Event Looks at Free Expression in the Digital Age

March 30, 2021 by Victoria Turner
Event Looks at Free Expression in the Digital Age

David Freiheit began his presentation at the American Enterprise Institute event on the values and consequences of free expression in the digital age by pointing to the response of Sen. Elizabeth Warren, D-Mass., to Amazon’s “snotty tweets.”

Warren has repeatedly vowed to break up the Big Tech giants – online platforms like Amazon, Facebook, Alphabet’s Google and Apple. The event came on the heels of last week’s congressional hearing where the CEOs of all but Apple were grilled by two House subcommittees on whether or not they can, or even should, regulate their own content. 

Warren was responding to a series of tweets by Amazon criticizing her for saying the online platform takes advantage of “loopholes” in the tax code. Her threat reiterated her breakup goal, but made mention that it was “so [Amazon should not be] powerful enough to heckle senators with snotty tweets.” 

The bipartisan line during that hearing was that either the platforms regulate what Congress considers “dangerous speech” or Congress will do it for them, said Nadine Strossen, professor at New York Law School. 

Strossen said there is a “real basis of fear” that the platforms may be under the government’s whims, pointing to last week’s hearing, as these “demands were initially quite veiled, but they are getting more and more explicit.” Freiheit mentioned that censorship could lead to “massive distrust” of government, institutions and social media platforms.

The social media platforms have been trying to incorporate their own restrictions while Congress reckons with deciding whether or not these giants should be considered content publishers. The latter would remove them from the liability shield of Section 230 of the Communications Decency Act. Section 230 provides online platforms immunity from third-party content published on their site. Strossen said that this protection should not give them immunity for current speech restrictions, including the “inherently subjective, vague concept” of “hate speech.”

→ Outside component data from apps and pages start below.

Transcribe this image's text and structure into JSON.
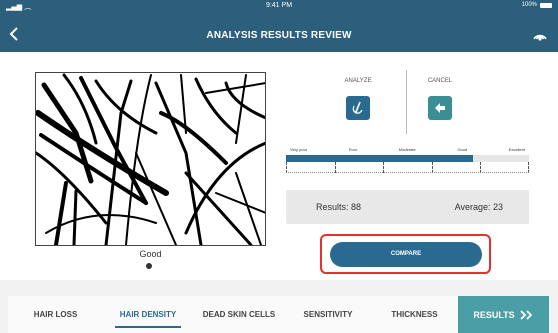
{
  "status_bar": {
    "time": "9:41 PM",
    "battery": "100%"
  },
  "header": {
    "title": "ANALYSIS RESULTS REVIEW"
  },
  "photo": {
    "rating_label": "Good"
  },
  "actions": {
    "analyze_label": "ANALYZE",
    "cancel_label": "CANCEL"
  },
  "scale": {
    "labels": [
      "Very poor",
      "Poor",
      "Moderate",
      "Good",
      "Excellent"
    ],
    "fill_fraction": 0.77,
    "selected": "Good"
  },
  "results": {
    "results_label": "Results:",
    "results_value": "88",
    "average_label": "Average:",
    "average_value": "23"
  },
  "compare": {
    "label": "COMPARE"
  },
  "tabs": [
    {
      "label": "HAIR LOSS"
    },
    {
      "label": "HAIR DENSITY"
    },
    {
      "label": "DEAD SKIN CELLS"
    },
    {
      "label": "SENSITIVITY"
    },
    {
      "label": "THICKNESS"
    },
    {
      "label": "RESULTS"
    }
  ],
  "colors": {
    "header": "#2c5f7c",
    "accent": "#2a6a90",
    "teal": "#3a8e96",
    "highlight": "#e53030"
  }
}
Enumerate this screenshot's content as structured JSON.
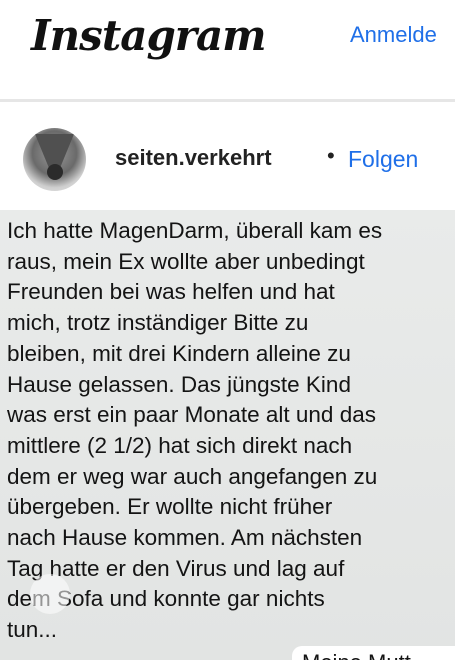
{
  "header": {
    "logo_text": "Instagram",
    "login_label": "Anmelde"
  },
  "post": {
    "username": "seiten.verkehrt",
    "separator": "•",
    "follow_label": "Folgen",
    "message_text": "Ich hatte MagenDarm, überall kam es\nraus, mein Ex wollte aber unbedingt\nFreunden bei was helfen und hat\nmich, trotz inständiger Bitte zu\nbleiben, mit drei Kindern alleine zu\nHause gelassen. Das jüngste Kind\nwas erst ein paar Monate alt und das\nmittlere (2 1/2) hat sich direkt nach\ndem er weg war auch angefangen zu\nübergeben. Er wollte nicht früher\nnach Hause kommen. Am nächsten\nTag hatte er den Virus und lag auf\ndem Sofa und konnte gar nichts\ntun...",
    "next_message_snippet": "Meine Mutt"
  },
  "colors": {
    "link_blue": "#1f6fe8",
    "divider": "#e6e6e6",
    "message_background": "#e6e8e7"
  },
  "icons": {
    "avatar": "profile-avatar-image"
  }
}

Offensive speech can go from “the objective to the subjective to the politically-motivated,” echoed Freiheit, noting the latter can be “disguised as hate speech.” He pointed to the inability of posting anything related to coronavirus on YouTube anymore, despite the intent or facts of the post. And this fine line is “how you go from a free society to a tyrannical one,” he asserted.

Just last week, Twitter CEO Jack Dorsey had cautioned over-regulation could lead to a society that could not question the government. 

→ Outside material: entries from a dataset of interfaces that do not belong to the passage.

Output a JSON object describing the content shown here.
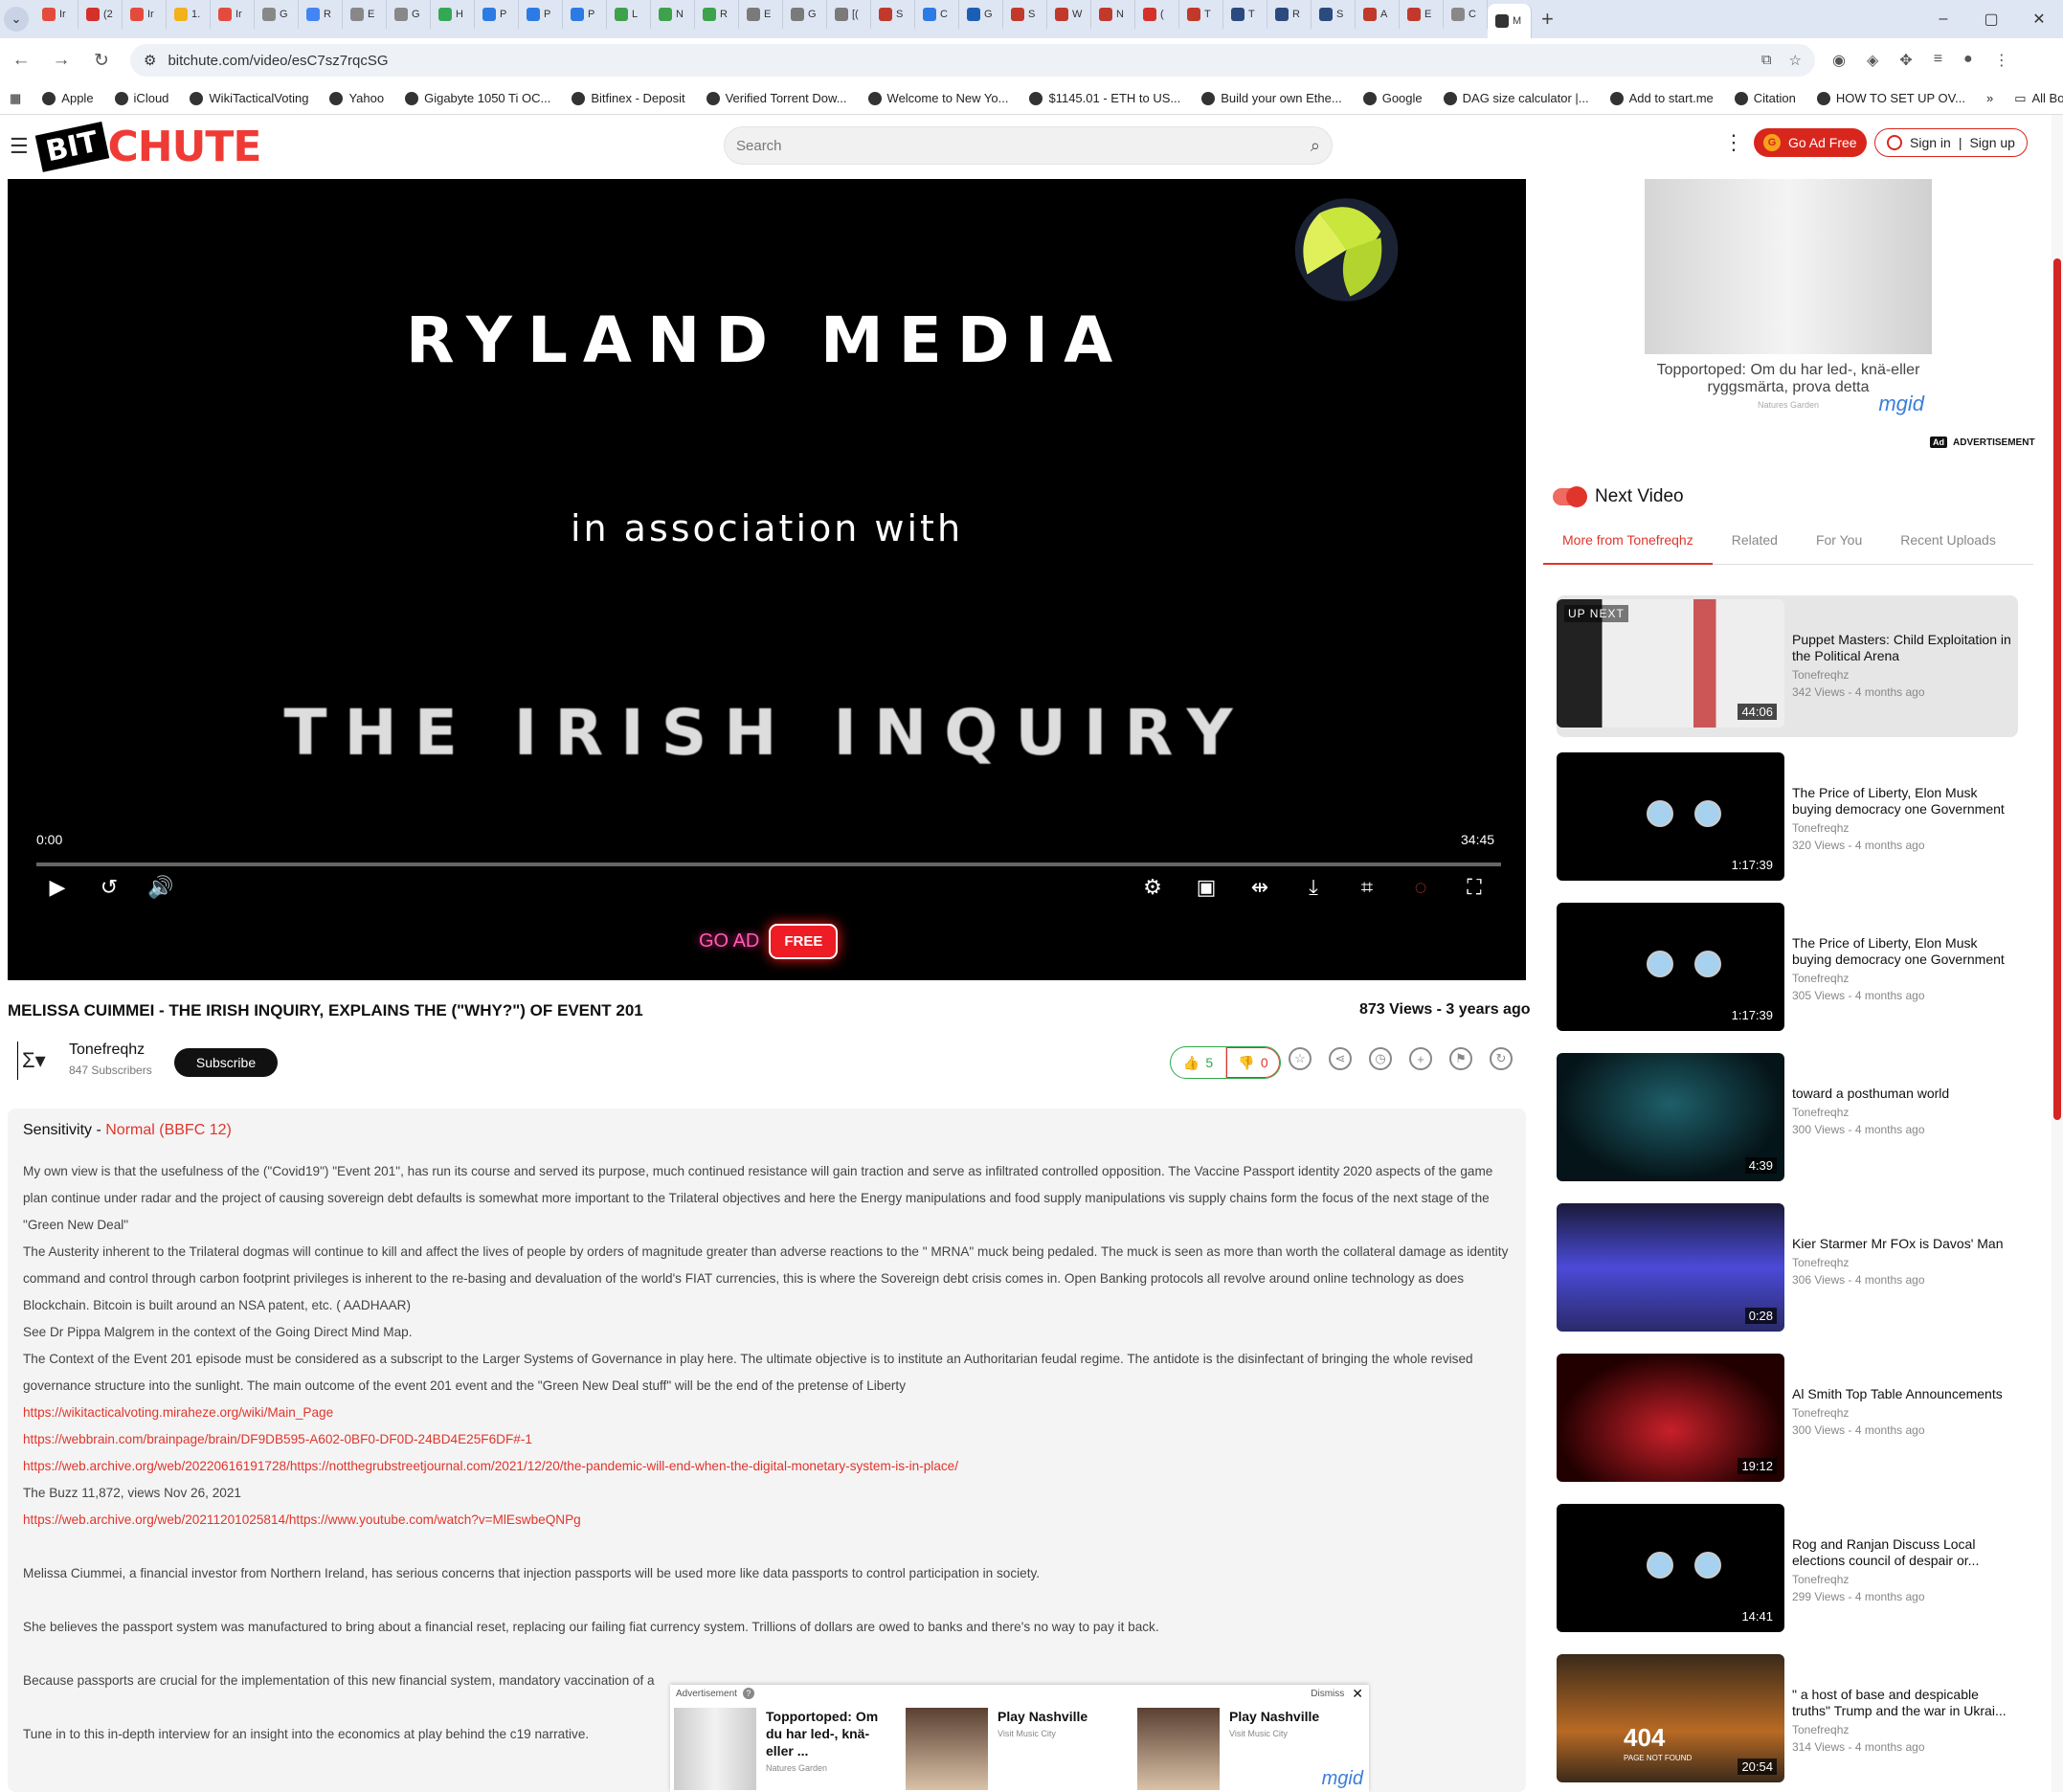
{
  "browser": {
    "tabs": [
      "Ir",
      "(2",
      "Ir",
      "1.",
      "Ir",
      "G",
      "R",
      "E",
      "G",
      "H",
      "P",
      "P",
      "P",
      "L",
      "N",
      "R",
      "E",
      "G",
      "[(",
      "S",
      "C",
      "G",
      "S",
      "W",
      "N",
      "(",
      "T",
      "T",
      "R",
      "S",
      "A",
      "E",
      "C",
      "M"
    ],
    "active_tab_index": 33,
    "url": "bitchute.com/video/esC7sz7rqcSG",
    "bookmarks": [
      "Apple",
      "iCloud",
      "WikiTacticalVoting",
      "Yahoo",
      "Gigabyte 1050 Ti OC...",
      "Bitfinex - Deposit",
      "Verified Torrent Dow...",
      "Welcome to New Yo...",
      "$1145.01 - ETH to US...",
      "Build your own Ethe...",
      "Google",
      "DAG size calculator |...",
      "Add to start.me",
      "Citation",
      "HOW TO SET UP OV..."
    ],
    "all_bookmarks": "All Bookmarks"
  },
  "header": {
    "logo_bit": "BIT",
    "logo_chute": "CHUTE",
    "search_placeholder": "Search",
    "go_ad_free": "Go Ad Free",
    "sign_in": "Sign in",
    "sign_up": "Sign up"
  },
  "player": {
    "line1": "RYLAND MEDIA",
    "line2": "in association with",
    "line3": "THE IRISH INQUIRY",
    "time_current": "0:00",
    "time_duration": "34:45",
    "overlay_go_ad": "GO AD",
    "overlay_free": "FREE"
  },
  "video": {
    "title": "MELISSA CUIMMEI - THE IRISH INQUIRY, EXPLAINS THE (\"WHY?\") OF EVENT 201",
    "views": "873 Views - 3 years ago",
    "channel": "Tonefreqhz",
    "subscribers": "847 Subscribers",
    "subscribe": "Subscribe",
    "likes": "5",
    "dislikes": "0"
  },
  "description": {
    "sensitivity_label": "Sensitivity - ",
    "sensitivity_value": "Normal (BBFC 12)",
    "p1": "My own view is that the usefulness of the (\"Covid19\") \"Event 201\", has run its course and served its purpose, much continued resistance will gain traction and serve as infiltrated controlled opposition. The Vaccine Passport identity 2020 aspects of the game plan continue under radar and the project of causing sovereign debt defaults is somewhat more important to the Trilateral objectives and here the Energy manipulations and food supply manipulations vis supply chains form the focus of the next stage of the \"Green New Deal\"",
    "p2": "The Austerity inherent to the Trilateral dogmas will continue to kill and affect the lives of people by orders of magnitude greater than adverse reactions to the \" MRNA\" muck being pedaled. The muck is seen as more than worth the collateral damage as identity command and control through carbon footprint privileges is inherent to the re-basing and devaluation of the world's FIAT currencies, this is where the Sovereign debt crisis comes in. Open Banking protocols all revolve around online technology as does Blockchain. Bitcoin is built around an NSA patent, etc. ( AADHAAR)",
    "p3": "See Dr Pippa Malgrem in the context of the Going Direct Mind Map.",
    "p4": "The Context of the Event 201 episode must be considered as a subscript to the Larger Systems of Governance in play here. The ultimate objective is to institute an Authoritarian feudal regime. The antidote is the disinfectant of bringing the whole revised governance structure into the sunlight. The main outcome of the event 201 event and the \"Green New Deal stuff\" will be the end of the pretense of Liberty",
    "link1": "https://wikitacticalvoting.miraheze.org/wiki/Main_Page",
    "link2": "https://webbrain.com/brainpage/brain/DF9DB595-A602-0BF0-DF0D-24BD4E25F6DF#-1",
    "link3": "https://web.archive.org/web/20220616191728/https://notthegrubstreetjournal.com/2021/12/20/the-pandemic-will-end-when-the-digital-monetary-system-is-in-place/",
    "p5": "The Buzz 11,872, views Nov 26, 2021",
    "link4": "https://web.archive.org/web/20211201025814/https://www.youtube.com/watch?v=MlEswbeQNPg",
    "p6": "Melissa Ciummei, a financial investor from Northern Ireland, has serious concerns that injection passports will be used more like data passports to control participation in society.",
    "p7": "She believes the passport system was manufactured to bring about a financial reset, replacing our failing fiat currency system. Trillions of dollars are owed to banks and there's no way to pay it back.",
    "p8": "Because passports are crucial for the implementation of this new financial system, mandatory vaccination of a",
    "p9": "Tune in to this in-depth interview for an insight into the economics at play behind the c19 narrative."
  },
  "bottom_ad": {
    "label": "Advertisement",
    "dismiss": "Dismiss",
    "cards": [
      {
        "title": "Topportoped: Om du har led-, knä-eller ...",
        "source": "Natures Garden"
      },
      {
        "title": "Play Nashville",
        "source": "Visit Music City"
      },
      {
        "title": "Play Nashville",
        "source": "Visit Music City"
      }
    ],
    "brand": "mgid"
  },
  "side_ad": {
    "text": "Topportoped: Om du har led-, knä-eller ryggsmärta, prova detta",
    "source": "Natures Garden",
    "brand": "mgid",
    "label": "ADVERTISEMENT",
    "ad_badge": "Ad"
  },
  "sidebar": {
    "next_video": "Next Video",
    "tabs": [
      "More from Tonefreqhz",
      "Related",
      "For You",
      "Recent Uploads"
    ],
    "up_next_label": "UP NEXT",
    "videos": [
      {
        "title": "Puppet Masters: Child Exploitation in the Political Arena",
        "channel": "Tonefreqhz",
        "meta": "342 Views - 4 months ago",
        "duration": "44:06"
      },
      {
        "title": "The Price of Liberty, Elon Musk buying democracy one Government ...",
        "channel": "Tonefreqhz",
        "meta": "320 Views - 4 months ago",
        "duration": "1:17:39"
      },
      {
        "title": "The Price of Liberty, Elon Musk buying democracy one Government ...",
        "channel": "Tonefreqhz",
        "meta": "305 Views - 4 months ago",
        "duration": "1:17:39"
      },
      {
        "title": "toward a posthuman world",
        "channel": "Tonefreqhz",
        "meta": "300 Views - 4 months ago",
        "duration": "4:39"
      },
      {
        "title": "Kier Starmer Mr FOx is Davos' Man",
        "channel": "Tonefreqhz",
        "meta": "306 Views - 4 months ago",
        "duration": "0:28"
      },
      {
        "title": "Al Smith Top Table Announcements",
        "channel": "Tonefreqhz",
        "meta": "300 Views - 4 months ago",
        "duration": "19:12"
      },
      {
        "title": "Rog and Ranjan Discuss Local elections council of despair or...",
        "channel": "Tonefreqhz",
        "meta": "299 Views - 4 months ago",
        "duration": "14:41"
      },
      {
        "title": "\" a host of base and despicable truths\" Trump and the war in Ukrai...",
        "channel": "Tonefreqhz",
        "meta": "314 Views - 4 months ago",
        "duration": "20:54"
      }
    ],
    "thumb_text_404": "404",
    "thumb_text_404_sub": "PAGE NOT FOUND"
  },
  "colors": {
    "brand_red": "#ef3b36",
    "like_green": "#2ea84a",
    "link_red": "#e0352b"
  }
}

Nevertheless, the responsibility does not rest solely upon the shoulders of government and big tech, said Pamela Paresky, visiting senior research associate at the University of Chicago. As a society, individuals need to become “trustworthy partners” by doing their own individual fact checks before sharing information. 

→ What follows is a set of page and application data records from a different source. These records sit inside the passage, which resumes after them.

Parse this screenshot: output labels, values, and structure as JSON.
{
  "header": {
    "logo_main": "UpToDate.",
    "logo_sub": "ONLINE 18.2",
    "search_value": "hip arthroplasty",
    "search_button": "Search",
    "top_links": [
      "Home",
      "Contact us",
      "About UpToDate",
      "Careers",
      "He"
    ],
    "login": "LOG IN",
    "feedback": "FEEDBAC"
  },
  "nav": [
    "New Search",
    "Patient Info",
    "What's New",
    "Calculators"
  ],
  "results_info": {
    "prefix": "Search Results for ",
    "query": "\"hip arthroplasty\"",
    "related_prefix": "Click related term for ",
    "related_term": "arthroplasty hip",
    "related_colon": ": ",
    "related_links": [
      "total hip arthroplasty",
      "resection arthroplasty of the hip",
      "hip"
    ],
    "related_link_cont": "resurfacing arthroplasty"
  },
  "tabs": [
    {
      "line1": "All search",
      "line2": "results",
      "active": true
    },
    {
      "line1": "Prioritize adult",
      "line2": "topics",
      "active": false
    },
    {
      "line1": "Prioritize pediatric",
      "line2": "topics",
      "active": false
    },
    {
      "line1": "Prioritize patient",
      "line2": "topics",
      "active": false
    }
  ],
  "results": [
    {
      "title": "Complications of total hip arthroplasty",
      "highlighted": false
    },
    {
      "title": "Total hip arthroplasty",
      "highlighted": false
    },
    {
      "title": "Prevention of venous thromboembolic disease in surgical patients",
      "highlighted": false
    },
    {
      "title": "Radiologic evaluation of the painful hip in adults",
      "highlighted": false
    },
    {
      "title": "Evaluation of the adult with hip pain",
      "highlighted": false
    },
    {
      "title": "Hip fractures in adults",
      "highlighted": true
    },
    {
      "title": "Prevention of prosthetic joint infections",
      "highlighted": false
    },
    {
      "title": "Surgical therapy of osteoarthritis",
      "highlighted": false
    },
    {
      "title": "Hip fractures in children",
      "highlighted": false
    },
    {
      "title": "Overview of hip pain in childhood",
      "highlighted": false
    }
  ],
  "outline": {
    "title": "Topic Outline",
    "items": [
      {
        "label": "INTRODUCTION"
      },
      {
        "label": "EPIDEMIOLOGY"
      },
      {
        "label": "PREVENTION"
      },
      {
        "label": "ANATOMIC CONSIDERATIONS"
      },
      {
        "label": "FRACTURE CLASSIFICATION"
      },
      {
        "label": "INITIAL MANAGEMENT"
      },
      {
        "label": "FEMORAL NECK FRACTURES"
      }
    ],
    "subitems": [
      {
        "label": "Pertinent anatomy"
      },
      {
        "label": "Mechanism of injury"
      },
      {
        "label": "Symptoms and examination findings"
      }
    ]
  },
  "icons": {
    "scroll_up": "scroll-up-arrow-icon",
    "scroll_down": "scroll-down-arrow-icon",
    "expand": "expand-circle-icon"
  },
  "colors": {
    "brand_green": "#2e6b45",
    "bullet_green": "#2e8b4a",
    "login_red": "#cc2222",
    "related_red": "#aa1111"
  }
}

She suggests a “momentary pause,” pointing to a plug-in asking the user if they would like to post something that could offend someone or Twitter prompting them to read an article before posting it. 

“Our brains are not used to this kind of very fast-paced, instantaneous kind of communication that goes viral,” she explained. We can say something that has not been checked, but it does not have a lasting effect. Online, she said, “it has a life of its own.” 

If we do not check ourselves first, she said, “we are all part of disseminating … that misinformation.”